Em 31-10-2011, como o Serviço de Finanças de Torres Novas mais uma vez não respondeu ao Tribunal este novamente oficia o Serviço de Finanças de Torres Novas para no prazo de 10 dias juntar aos autos cópia da notificação efectuada à sociedade arguida e responsável pelo pagamento da coima, onde conste a data limite de pagamento da mesma, conforme notificação de fls. dos autos com a ref., 2000331

Em 05-03-2012 tendo em conta que o serviço de finanças continuou sem responder ao douto Tribunal, foi novamente o Serviço notificado para "informar os autos do valor em concreto da coima aplicada à pessoa colectiva e o silêncio terá como consequência a fixação da coima pelo Tribunal pelo mínimo" conforme despacho de fls. dos autos com a ref. 2081950 transitado em julgado e notificação do mesmo de fls, dos autos com a ref, 2099955,.

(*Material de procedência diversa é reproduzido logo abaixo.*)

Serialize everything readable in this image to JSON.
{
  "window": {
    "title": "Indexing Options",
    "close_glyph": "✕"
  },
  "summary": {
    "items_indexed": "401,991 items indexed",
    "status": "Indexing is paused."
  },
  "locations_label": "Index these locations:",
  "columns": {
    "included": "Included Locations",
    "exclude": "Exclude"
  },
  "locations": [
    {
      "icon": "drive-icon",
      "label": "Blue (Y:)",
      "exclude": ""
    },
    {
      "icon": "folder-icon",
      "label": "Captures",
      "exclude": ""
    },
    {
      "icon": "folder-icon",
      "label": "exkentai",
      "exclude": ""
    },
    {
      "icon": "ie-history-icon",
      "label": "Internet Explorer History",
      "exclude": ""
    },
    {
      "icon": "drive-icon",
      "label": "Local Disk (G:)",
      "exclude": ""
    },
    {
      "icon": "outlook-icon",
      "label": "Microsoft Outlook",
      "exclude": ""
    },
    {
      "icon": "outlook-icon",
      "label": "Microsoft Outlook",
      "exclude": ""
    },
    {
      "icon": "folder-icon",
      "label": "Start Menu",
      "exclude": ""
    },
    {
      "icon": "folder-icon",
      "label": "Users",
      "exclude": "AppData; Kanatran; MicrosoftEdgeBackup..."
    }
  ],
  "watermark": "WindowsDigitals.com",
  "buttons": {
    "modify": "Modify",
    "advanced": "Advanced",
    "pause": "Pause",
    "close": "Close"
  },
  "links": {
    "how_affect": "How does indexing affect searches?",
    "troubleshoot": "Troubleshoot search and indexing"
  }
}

O) No ponto 20 dos factos provados foi dado como provado que "por despacho proferido em 13 de Dezembro de 2007, foi ordenada a notificação da Administração Tributária para dar novamente cumprimento ao disposto no artigo 105º nº 4 alínea a) do R.G.lT.1 na redacção introduzida pela lei n.53-A/20061 de 29/12, devendo a notificação conter o valor da prestação tributária em falta, o valor dos juros de mora já vencidos e da coima (sublinhado e negrito nosso), ou seja o Tribunal ordenou que à A.T. que efectuasse a notificação dizendo-lhe que aquela deveria conter o valor da prestação tributária em falta dos juros de mora já vencidos e da coima.

P) Dos factos provados verifica-se que esta notificação contendo os valores acima mencionados nunca foi feita pela A.T., o que foi feito em 21 de Abril de 2008 (facto 22) foi uma notificação aos arguidos para procederem ao pagamento da coima cuja moldura se situava entre o mínimo de 12.171,31 e o máximo de 30.000,00 €, não contendo por isso a notificação o valor concreto da coima como ordenava o despacho de 13 de Dezembro de 2001, mas apenas a moldura abstracta da coima, pelo que os arguidos não tinham conhecimento de qual o valor a liquidar.

Q) Como resulta das diversas notificações efectuadas pelo Tribunal à Administração Tributária que esta nunca respondeu ao próprio Tribunal, nem fez o que este lhe ordenou, tanto assim é que o Tribunal chega ao ponto de afirmar que se a AT não fixar a coima ele próprio a fixará, pelo mínimo (o que também não fez).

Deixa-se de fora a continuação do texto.